Die wichtigste Veränderung im Gehirn ist, dass zwischen den Hirnzellen mehr Verbindungen hergestellt werden. Dadurch können die Informationen der verschiedenen Zellen in größere Zusammenhänge gebracht und damit die Fähigkeit zur Übersicht über ein Ganzes erhöht werden. Darauf wird in Kapitel 2 näher eingegangen.
Egal, ob das Kind nun minder-, normal- oder hochbegabt ist – beim Eintritt in die Pubertät erlebt es einen Sprung im Denken, wodurch es die Erfahrung macht, ›plötzlich‹ alles zu verstehen. Das ist der Nährboden für die häufig ›rechthaberisch‹ anmutende Haltung von Jugendlichen, aber auch Grundlage für ihre Fähigkeit, sich Lösungen für die großen Probleme der Welt auszudenken.
Es kommt häufig vor, dass Menschen während der Adoleszenz zu wichtigen Einsichten gelangen, die Grundlage ihres späteren Lebens werden. Große Denker haben den Kern ihrer Ideen oft schon während der Adoleszenz entwickelt. Ihr weiteres Leben steht dann eher unter dem Zeichen der Vertiefung und Verfeinerung als unter dem der Erneuerung. Darwin (1809–1882) entwarf seine Evolutionstheorie (The Origin of Species. On Natural Selection, Darwin, 1859/2000) während der Expeditionsrei|18|se auf der Beagle (Darwin, 1839/1993), als er zwanzig Jahre alt war. Er hatte Angst vor der eigenen Entdeckung und publizierte sie erst zwanzig Jahre später, als jemand anderes (Alfred Russell Wallace) mit einer ähnlichen Theorie an die Öffentlichkeit wollte. Der Mathematiker Andrew Wilis war schon als Achtjähriger fasziniert vom 4. Theorem des Großen fermatschen Satzes; als Einundvierzigjähriger bewies er diese Behauptung, mit der sich Mathematiker mehrerer Jahrhunderte herumgeschlagen hatten.
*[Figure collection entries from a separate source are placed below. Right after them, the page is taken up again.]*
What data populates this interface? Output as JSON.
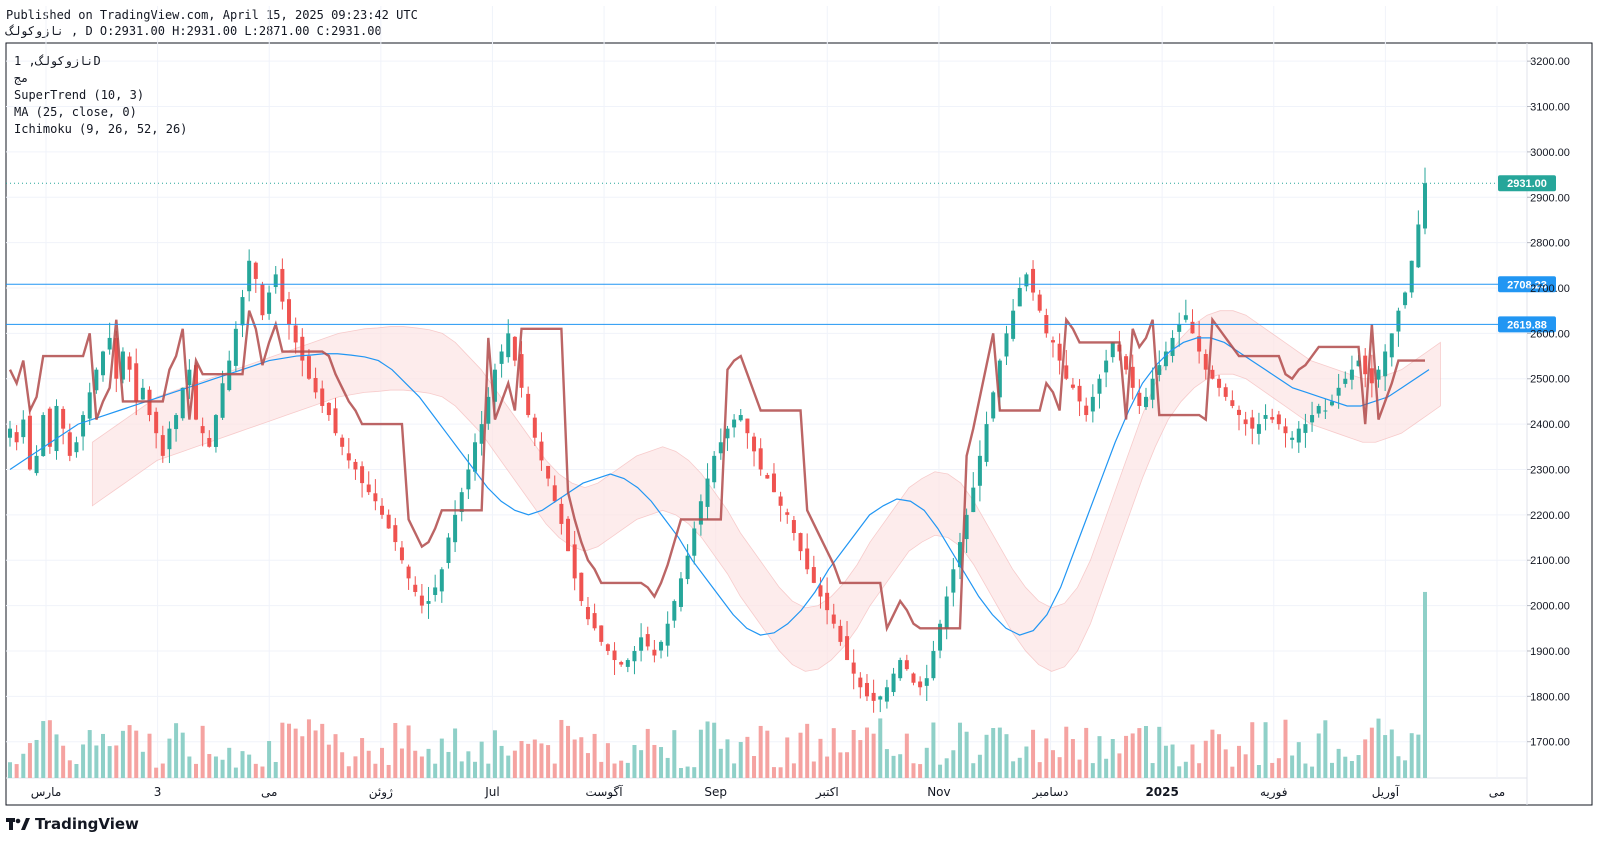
{
  "header": {
    "published": "Published on TradingView.com, April 15, 2025 09:23:42 UTC",
    "ohlc_line": "نازوکولگ , D O:2931.00 H:2931.00 L:2871.00 C:2931.00"
  },
  "legend": {
    "symbol": "نازوکولگ, 1D",
    "exchange": "مج",
    "indicators": [
      "SuperTrend (10, 3)",
      "MA (25, close, 0)",
      "Ichimoku (9, 26, 52, 26)"
    ]
  },
  "brand": {
    "name": "TradingView",
    "logo_icon": "tradingview-logo-icon"
  },
  "colors": {
    "up": "#26a69a",
    "down": "#ef5350",
    "supertrend_up": "#4caf50",
    "supertrend_down": "#b04a4a",
    "ma": "#2196f3",
    "horizontal_line": "#2196f3",
    "cloud_bull": "#e8f5e9",
    "cloud_bear": "#fde4e4",
    "last_price": "#26a69a"
  },
  "chart_data": {
    "type": "candlestick",
    "y_ticks": [
      "3200.00",
      "3100.00",
      "3000.00",
      "2900.00",
      "2800.00",
      "2700.00",
      "2600.00",
      "2500.00",
      "2400.00",
      "2300.00",
      "2200.00",
      "2100.00",
      "2000.00",
      "1900.00",
      "1800.00",
      "1700.00"
    ],
    "ylim": [
      1620,
      3240
    ],
    "x_labels": [
      {
        "label": "مارس",
        "bold": false
      },
      {
        "label": "3",
        "bold": false
      },
      {
        "label": "می",
        "bold": false
      },
      {
        "label": "ژوئن",
        "bold": false
      },
      {
        "label": "Jul",
        "bold": false
      },
      {
        "label": "آگوست",
        "bold": false
      },
      {
        "label": "Sep",
        "bold": false
      },
      {
        "label": "اکتبر",
        "bold": false
      },
      {
        "label": "Nov",
        "bold": false
      },
      {
        "label": "دسامبر",
        "bold": false
      },
      {
        "label": "2025",
        "bold": true
      },
      {
        "label": "فوریه",
        "bold": false
      },
      {
        "label": "آوریل",
        "bold": false
      },
      {
        "label": "می",
        "bold": false
      }
    ],
    "horizontal_lines": [
      {
        "label": "2708.23",
        "value": 2708.23
      },
      {
        "label": "2619.88",
        "value": 2619.88
      }
    ],
    "last_price": {
      "label": "2931.00",
      "value": 2931
    },
    "candles": [
      2390,
      2360,
      2410,
      2300,
      2330,
      2420,
      2350,
      2440,
      2390,
      2330,
      2360,
      2420,
      2470,
      2520,
      2560,
      2590,
      2500,
      2560,
      2520,
      2450,
      2480,
      2420,
      2380,
      2330,
      2390,
      2420,
      2480,
      2520,
      2410,
      2380,
      2350,
      2420,
      2490,
      2540,
      2610,
      2680,
      2760,
      2720,
      2640,
      2690,
      2730,
      2670,
      2620,
      2580,
      2540,
      2500,
      2470,
      2440,
      2420,
      2380,
      2350,
      2320,
      2300,
      2270,
      2250,
      2230,
      2200,
      2170,
      2140,
      2100,
      2060,
      2030,
      2000,
      2010,
      2040,
      2080,
      2150,
      2200,
      2250,
      2300,
      2360,
      2400,
      2460,
      2520,
      2560,
      2600,
      2540,
      2480,
      2420,
      2370,
      2320,
      2280,
      2230,
      2180,
      2120,
      2060,
      2010,
      1970,
      1950,
      1920,
      1900,
      1880,
      1870,
      1880,
      1900,
      1930,
      1910,
      1890,
      1920,
      1960,
      2010,
      2060,
      2110,
      2170,
      2230,
      2280,
      2330,
      2360,
      2390,
      2410,
      2420,
      2380,
      2340,
      2300,
      2280,
      2250,
      2220,
      2200,
      2160,
      2120,
      2080,
      2050,
      2020,
      1990,
      1960,
      1920,
      1880,
      1850,
      1820,
      1800,
      1790,
      1800,
      1820,
      1850,
      1880,
      1860,
      1830,
      1820,
      1840,
      1900,
      1960,
      2020,
      2080,
      2140,
      2200,
      2260,
      2330,
      2400,
      2470,
      2540,
      2600,
      2650,
      2700,
      2730,
      2690,
      2650,
      2600,
      2580,
      2540,
      2500,
      2480,
      2450,
      2420,
      2460,
      2500,
      2540,
      2580,
      2560,
      2520,
      2480,
      2440,
      2460,
      2500,
      2530,
      2560,
      2590,
      2620,
      2640,
      2600,
      2560,
      2520,
      2500,
      2480,
      2460,
      2440,
      2420,
      2400,
      2390,
      2400,
      2420,
      2410,
      2400,
      2380,
      2370,
      2390,
      2400,
      2420,
      2440,
      2430,
      2450,
      2480,
      2500,
      2520,
      2540,
      2510,
      2490,
      2520,
      2560,
      2600,
      2650,
      2690,
      2760,
      2840,
      2931
    ],
    "ma_values": [
      2300,
      2320,
      2340,
      2360,
      2380,
      2400,
      2410,
      2420,
      2430,
      2440,
      2450,
      2460,
      2470,
      2480,
      2490,
      2500,
      2510,
      2520,
      2530,
      2540,
      2545,
      2550,
      2552,
      2555,
      2555,
      2552,
      2548,
      2540,
      2520,
      2490,
      2460,
      2420,
      2380,
      2340,
      2300,
      2260,
      2230,
      2210,
      2200,
      2210,
      2230,
      2250,
      2270,
      2280,
      2290,
      2280,
      2260,
      2230,
      2190,
      2150,
      2100,
      2060,
      2020,
      1980,
      1950,
      1935,
      1940,
      1960,
      1990,
      2030,
      2080,
      2120,
      2160,
      2200,
      2220,
      2235,
      2230,
      2210,
      2170,
      2120,
      2070,
      2020,
      1980,
      1950,
      1935,
      1945,
      1980,
      2040,
      2120,
      2200,
      2280,
      2360,
      2430,
      2490,
      2530,
      2560,
      2580,
      2590,
      2590,
      2580,
      2560,
      2540,
      2520,
      2500,
      2480,
      2470,
      2460,
      2450,
      2440,
      2440,
      2450,
      2460,
      2480,
      2500,
      2520
    ]
  }
}
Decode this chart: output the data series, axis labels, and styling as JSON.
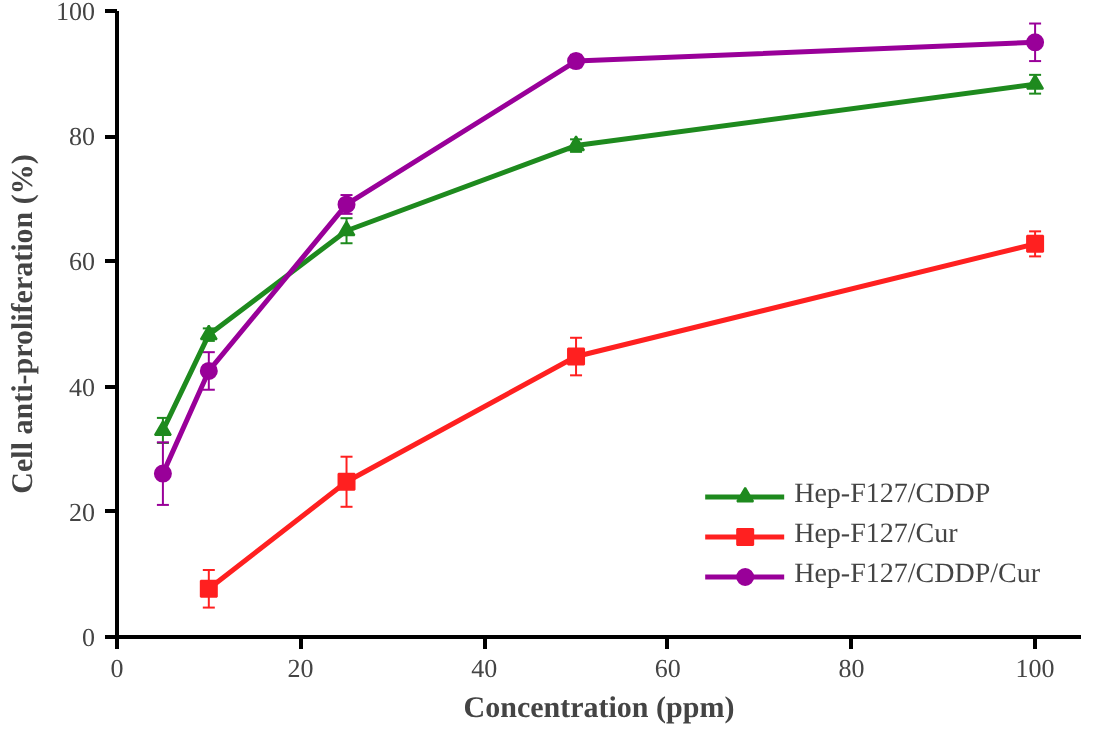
{
  "chart_data": {
    "type": "line",
    "xlabel": "Concentration (ppm)",
    "ylabel": "Cell anti-proliferation (%)",
    "xlim": [
      0,
      105
    ],
    "ylim": [
      0,
      100
    ],
    "xticks": [
      0,
      20,
      40,
      60,
      80,
      100
    ],
    "yticks": [
      0,
      20,
      40,
      60,
      80,
      100
    ],
    "grid": false,
    "legend": "bottom right",
    "line_style": "solid",
    "series": [
      {
        "name": "Hep-F127/CDDP",
        "color": "#1e8a1e",
        "marker": "triangle",
        "x": [
          5,
          10,
          25,
          50,
          100
        ],
        "values": [
          33,
          48.3,
          64.9,
          78.5,
          88.3
        ],
        "errors": [
          2,
          1,
          2,
          1,
          1.5
        ]
      },
      {
        "name": "Hep-F127/Cur",
        "color": "#ff2020",
        "marker": "square",
        "x": [
          10,
          25,
          50,
          100
        ],
        "values": [
          7.7,
          24.8,
          44.8,
          62.8
        ],
        "errors": [
          3,
          4,
          3,
          2
        ]
      },
      {
        "name": "Hep-F127/CDDP/Cur",
        "color": "#990099",
        "marker": "circle",
        "x": [
          5,
          10,
          25,
          50,
          100
        ],
        "values": [
          26.1,
          42.5,
          69.1,
          92,
          95
        ],
        "errors": [
          5,
          3,
          1.5,
          1,
          3
        ]
      }
    ]
  }
}
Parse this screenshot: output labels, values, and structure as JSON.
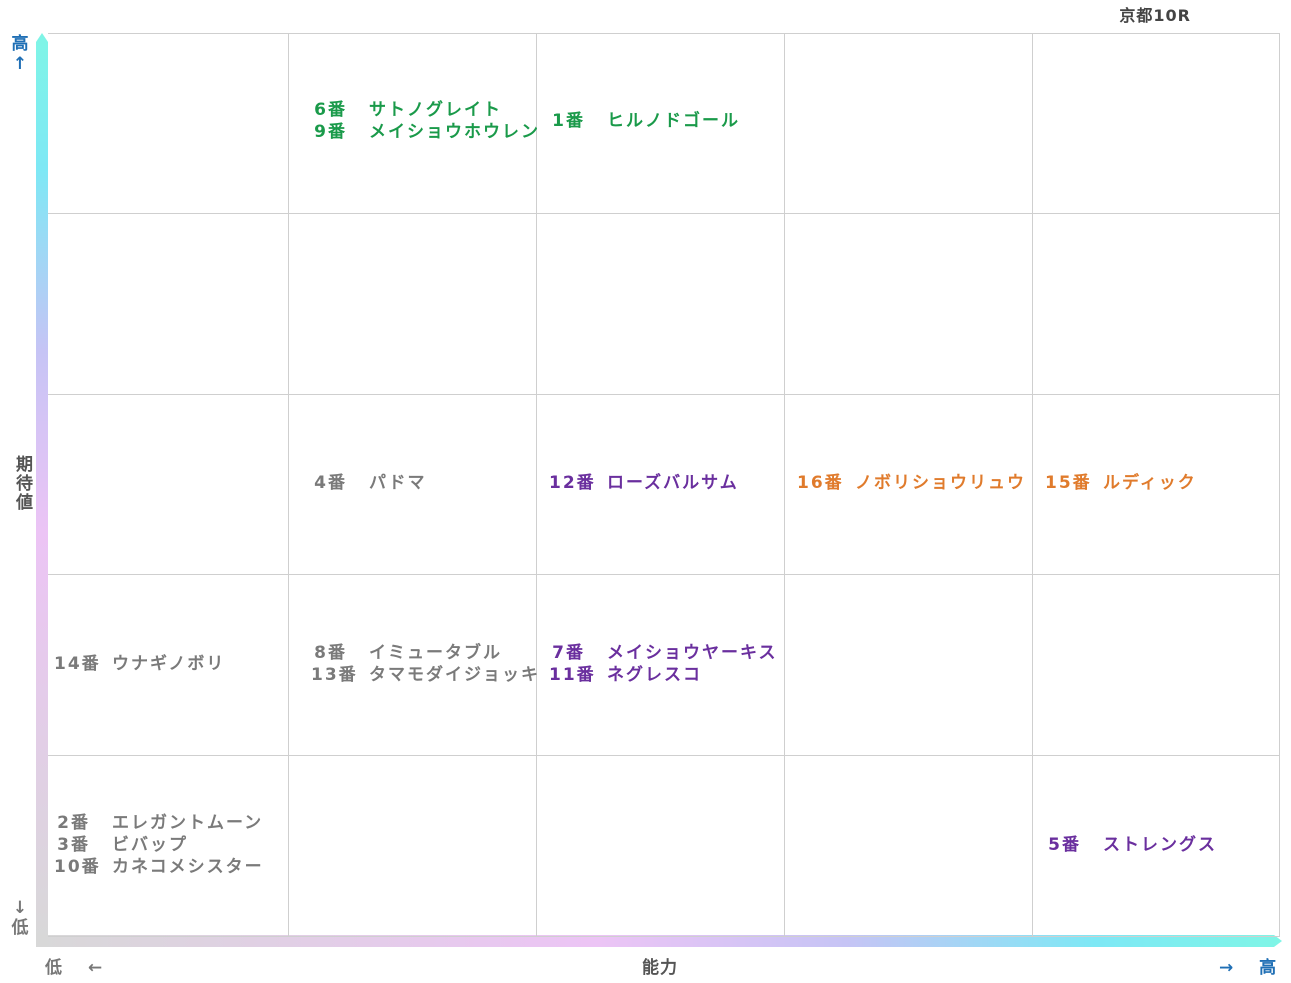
{
  "race_title": "京都10R",
  "axes": {
    "x_title": "能力",
    "x_low": "低",
    "x_high": "高",
    "x_low_arrow": "←",
    "x_high_arrow": "→",
    "y_title": "期待値",
    "y_low": "低",
    "y_high": "高",
    "y_low_arrow": "↓",
    "y_high_arrow": "↑"
  },
  "colors": {
    "green": "#1a9a4a",
    "purple": "#6a2f9e",
    "orange": "#e07b2c",
    "gray": "#7a7a7a",
    "blue_label": "#1f6fb5",
    "axis_gradient": [
      "#7ff5e6",
      "#7ee8f5",
      "#c6c4f5",
      "#ecc4f5",
      "#d8d8d8"
    ]
  },
  "chart_data": {
    "type": "table",
    "columns": 5,
    "rows": 5,
    "cells": [
      {
        "col": 1,
        "row": 4,
        "color": "green",
        "entries": [
          {
            "num": "6番",
            "name": "サトノグレイト"
          },
          {
            "num": "9番",
            "name": "メイショウホウレン"
          }
        ]
      },
      {
        "col": 2,
        "row": 4,
        "color": "green",
        "entries": [
          {
            "num": "1番",
            "name": "ヒルノドゴール"
          }
        ]
      },
      {
        "col": 1,
        "row": 2,
        "color": "gray",
        "entries": [
          {
            "num": "4番",
            "name": "パドマ"
          }
        ]
      },
      {
        "col": 2,
        "row": 2,
        "color": "purple",
        "entries": [
          {
            "num": "12番",
            "name": "ローズバルサム"
          }
        ]
      },
      {
        "col": 3,
        "row": 2,
        "color": "orange",
        "entries": [
          {
            "num": "16番",
            "name": "ノボリショウリュウ"
          }
        ]
      },
      {
        "col": 4,
        "row": 2,
        "color": "orange",
        "entries": [
          {
            "num": "15番",
            "name": "ルディック"
          }
        ]
      },
      {
        "col": 0,
        "row": 1,
        "color": "gray",
        "entries": [
          {
            "num": "14番",
            "name": "ウナギノボリ"
          }
        ]
      },
      {
        "col": 1,
        "row": 1,
        "color": "gray",
        "entries": [
          {
            "num": "8番",
            "name": "イミュータブル"
          },
          {
            "num": "13番",
            "name": "タマモダイジョッキ"
          }
        ]
      },
      {
        "col": 2,
        "row": 1,
        "color": "purple",
        "entries": [
          {
            "num": "7番",
            "name": "メイショウヤーキス"
          },
          {
            "num": "11番",
            "name": "ネグレスコ"
          }
        ]
      },
      {
        "col": 0,
        "row": 0,
        "color": "gray",
        "entries": [
          {
            "num": "2番",
            "name": "エレガントムーン"
          },
          {
            "num": "3番",
            "name": "ビバップ"
          },
          {
            "num": "10番",
            "name": "カネコメシスター"
          }
        ]
      },
      {
        "col": 4,
        "row": 0,
        "color": "purple",
        "entries": [
          {
            "num": "5番",
            "name": "ストレングス"
          }
        ]
      }
    ]
  }
}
So tief wie während der Adoleszenz denken wir wahrscheinlich nie wieder nach. Jeder von uns hat diese Erfahrung in mehr oder weniger großem Maße gemacht. Dem Denken Heranwachsender sollte mehr Anerkennung zuteil werden.
Ich selbst schrieb zwei Bücher über Männer und Frauen (Delfos, 2010; 2009; 2014a). Auffallend an den Geschlechtern sind nicht nur ihre Unterschiede, sondern gerade auch ihre Übereinstimmungen. In diesem Buch wird ein neuer Schritt in der Emanzipation gesetzt. Es plädiert ›für eine Emanzipation, die mit dem biologischen Strom fließt statt gegen ihn‹. Obwohl ich dieses Buch erst schrieb, als ich die fünfzig längst überschritten hatte, wurde der Keim bereits gelegt, als ich fünfzehn war. An meiner Schule gab es eine Schülerzeitung, auf deren Rückseite Witze und Sprüche standen. Ich kann mich nur an einen einzigen Spruch erinnern, in dem es hieß: Emanzipation = statt des Mannes Position. Den Gedanken, den ich damals hatte, weiß ich auch noch: Und deswegen wird es nicht gelingen! Tatsächlich überlegte ich mir damals schon, dass eine Emanzipation auf Grundlage der totalen Gleichheit zwischen Frau und Mann nicht gelingen kann, weil das Ziel Gleichwertigkeit heißen muss und nicht Gleichheit.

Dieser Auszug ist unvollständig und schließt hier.